Depuis le début de l’été, la
polarisation n’en finit plus d’empirer dans le débat public. La guerre que se
font les identitaires et les antifascistes est presque devenue le pain quotidien
des médias à sensation qui en sont rendus à faire des gros titres avec des sujets
aussi insignifiants que du « trollage
» sur les médias sociaux. Il faut dire que les évènements de Charlottesville et
le grabuge du Centreville de Québec (le 20 août dernier) ont fortement
réchauffé les esprits. Au point où certaines des prestations les plus
disgracieuses de cette lutte continuent d’être soutenues malgré tout le mal
qu’elles font à la cause. Mais, au-delà des reproches qui vont de part et
d’autre, bien peu sont ceux qui semblent avoir conscience du problème politique
que comporte le conflit en lui-même. L’antifascisme a eu son importance à
plusieurs reprises dans l’Histoire et pourrait bien s’avérer encore nécessaire,
mais l’attention excessive effectuée sur les groupuscules d’extrême droite
(interprété comme la menace principale et non comme l’un des maillons du
problème) est à l’origine d’un blocage d’une lutte des classes qu’ils
prétendent pourtant mener.
Les mouvements identitaires
actuels, loin d’être issus d’une classe privilégiée[1],
sont des groupes avant tout constitués[2]

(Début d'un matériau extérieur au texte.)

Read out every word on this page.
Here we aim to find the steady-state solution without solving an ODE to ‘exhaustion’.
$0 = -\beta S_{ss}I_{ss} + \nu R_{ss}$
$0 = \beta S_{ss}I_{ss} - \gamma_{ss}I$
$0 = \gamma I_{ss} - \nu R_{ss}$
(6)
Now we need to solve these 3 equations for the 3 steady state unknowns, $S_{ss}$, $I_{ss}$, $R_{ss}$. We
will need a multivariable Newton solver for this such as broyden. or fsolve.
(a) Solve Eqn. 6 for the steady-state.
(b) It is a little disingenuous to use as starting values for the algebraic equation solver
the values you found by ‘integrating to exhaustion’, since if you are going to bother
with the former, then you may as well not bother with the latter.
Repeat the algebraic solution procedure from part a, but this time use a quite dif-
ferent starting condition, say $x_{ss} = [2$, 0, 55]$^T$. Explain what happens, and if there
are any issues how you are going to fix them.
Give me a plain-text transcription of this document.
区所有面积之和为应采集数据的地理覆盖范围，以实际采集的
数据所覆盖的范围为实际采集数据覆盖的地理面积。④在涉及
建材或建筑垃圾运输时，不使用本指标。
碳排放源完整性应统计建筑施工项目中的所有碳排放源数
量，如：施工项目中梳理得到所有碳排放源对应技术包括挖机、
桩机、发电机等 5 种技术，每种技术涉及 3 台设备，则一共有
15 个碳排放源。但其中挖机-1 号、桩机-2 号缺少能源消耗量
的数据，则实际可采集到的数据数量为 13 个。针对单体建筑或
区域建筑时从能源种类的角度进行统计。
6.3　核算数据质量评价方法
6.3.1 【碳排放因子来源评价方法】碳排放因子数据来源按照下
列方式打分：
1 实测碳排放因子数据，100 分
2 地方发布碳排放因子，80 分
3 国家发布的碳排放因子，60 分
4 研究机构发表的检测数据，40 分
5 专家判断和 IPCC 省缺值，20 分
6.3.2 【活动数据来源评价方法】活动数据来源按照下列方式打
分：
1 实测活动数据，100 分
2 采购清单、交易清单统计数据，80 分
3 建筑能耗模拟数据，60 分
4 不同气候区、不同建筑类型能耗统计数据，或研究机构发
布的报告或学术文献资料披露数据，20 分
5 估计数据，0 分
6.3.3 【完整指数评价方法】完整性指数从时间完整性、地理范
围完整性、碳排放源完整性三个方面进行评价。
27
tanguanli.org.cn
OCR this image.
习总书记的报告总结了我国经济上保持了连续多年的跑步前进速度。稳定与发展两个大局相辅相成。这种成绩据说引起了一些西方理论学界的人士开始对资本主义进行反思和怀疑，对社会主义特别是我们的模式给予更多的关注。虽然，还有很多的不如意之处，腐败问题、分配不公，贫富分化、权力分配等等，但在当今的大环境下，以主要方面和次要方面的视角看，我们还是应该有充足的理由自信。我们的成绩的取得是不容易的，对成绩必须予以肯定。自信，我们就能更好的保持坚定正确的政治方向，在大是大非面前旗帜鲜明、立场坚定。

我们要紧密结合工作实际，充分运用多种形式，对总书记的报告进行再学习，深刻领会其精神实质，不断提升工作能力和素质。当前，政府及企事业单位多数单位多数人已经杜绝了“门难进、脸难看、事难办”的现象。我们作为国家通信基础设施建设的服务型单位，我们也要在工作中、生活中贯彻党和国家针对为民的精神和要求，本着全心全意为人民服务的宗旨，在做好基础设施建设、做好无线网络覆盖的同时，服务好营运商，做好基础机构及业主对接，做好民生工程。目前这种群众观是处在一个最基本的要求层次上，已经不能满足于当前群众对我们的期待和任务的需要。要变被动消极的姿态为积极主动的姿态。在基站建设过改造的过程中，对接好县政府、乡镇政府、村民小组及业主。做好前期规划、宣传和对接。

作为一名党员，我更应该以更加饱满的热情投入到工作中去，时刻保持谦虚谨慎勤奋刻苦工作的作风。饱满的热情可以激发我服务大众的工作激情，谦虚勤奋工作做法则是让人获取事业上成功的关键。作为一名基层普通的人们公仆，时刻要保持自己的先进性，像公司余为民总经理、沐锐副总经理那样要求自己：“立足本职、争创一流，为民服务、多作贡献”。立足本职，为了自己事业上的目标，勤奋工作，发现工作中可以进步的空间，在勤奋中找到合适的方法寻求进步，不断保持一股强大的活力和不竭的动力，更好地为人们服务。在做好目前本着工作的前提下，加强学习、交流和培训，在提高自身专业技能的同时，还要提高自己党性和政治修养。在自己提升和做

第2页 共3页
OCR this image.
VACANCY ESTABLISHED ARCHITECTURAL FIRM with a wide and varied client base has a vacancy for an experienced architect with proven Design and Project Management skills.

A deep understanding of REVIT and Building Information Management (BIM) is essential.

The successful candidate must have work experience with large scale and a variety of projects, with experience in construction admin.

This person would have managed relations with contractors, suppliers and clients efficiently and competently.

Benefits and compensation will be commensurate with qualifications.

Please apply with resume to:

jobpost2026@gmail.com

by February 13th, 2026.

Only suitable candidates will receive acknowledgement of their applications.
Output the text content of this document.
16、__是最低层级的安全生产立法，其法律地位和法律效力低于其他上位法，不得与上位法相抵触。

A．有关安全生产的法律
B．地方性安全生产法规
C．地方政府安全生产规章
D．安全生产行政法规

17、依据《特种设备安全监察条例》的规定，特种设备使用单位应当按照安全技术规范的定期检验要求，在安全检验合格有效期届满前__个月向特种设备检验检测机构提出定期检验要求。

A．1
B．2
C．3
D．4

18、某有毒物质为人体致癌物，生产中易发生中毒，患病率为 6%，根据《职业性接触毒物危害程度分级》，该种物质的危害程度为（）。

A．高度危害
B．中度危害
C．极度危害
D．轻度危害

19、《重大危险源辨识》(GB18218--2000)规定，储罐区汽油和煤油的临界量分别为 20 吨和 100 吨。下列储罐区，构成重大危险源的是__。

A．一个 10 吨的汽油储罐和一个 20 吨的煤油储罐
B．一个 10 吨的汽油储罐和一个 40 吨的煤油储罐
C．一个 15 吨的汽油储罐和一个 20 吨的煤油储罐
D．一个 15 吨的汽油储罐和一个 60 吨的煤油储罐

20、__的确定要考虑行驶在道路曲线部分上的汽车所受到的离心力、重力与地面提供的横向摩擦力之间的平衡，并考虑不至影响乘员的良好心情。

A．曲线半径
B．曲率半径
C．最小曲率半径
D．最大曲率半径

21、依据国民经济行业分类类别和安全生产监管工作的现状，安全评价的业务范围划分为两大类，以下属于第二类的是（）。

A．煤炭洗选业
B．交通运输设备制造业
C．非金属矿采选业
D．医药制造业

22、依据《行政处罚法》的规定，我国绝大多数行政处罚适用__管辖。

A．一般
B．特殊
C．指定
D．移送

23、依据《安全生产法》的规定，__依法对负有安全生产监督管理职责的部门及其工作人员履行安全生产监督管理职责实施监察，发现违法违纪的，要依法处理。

de personnes issues de la classe moyenne en voie de déclassement et de
plusieurs pans de la classe ouvrière. Il s’agit donc de gens qui, à l’instar de
la gauche, contestent le pouvoir en place et qui ne sont pas du tout insensibles
à la question sociale, loin de là! Par contre, les groupes identitaires, comme
La Meute, sont des mouvements qui dupent le sens de leur protestation, en leur
faisant contester le pouvoir sur de mauvaises bases. Et cela me parait très
clair, au nombre d’anciens camarades que j’ai vus se vautrer dans cette voie de
garage qu’est le nationalisme
identitaire. Parfois par manque de formation politique, mais plus souvent
par nihilisme face au déclin du mouvement souverainiste (ils tentent de sauver
les meubles quoi !). Enfin, si depuis un bon moment la belle union antilibérale
de 2012 avait du plomb dans l’aile, celle-ci est bel et bien morte et enterrée,
au plus grand bénéfice du pouvoir en place.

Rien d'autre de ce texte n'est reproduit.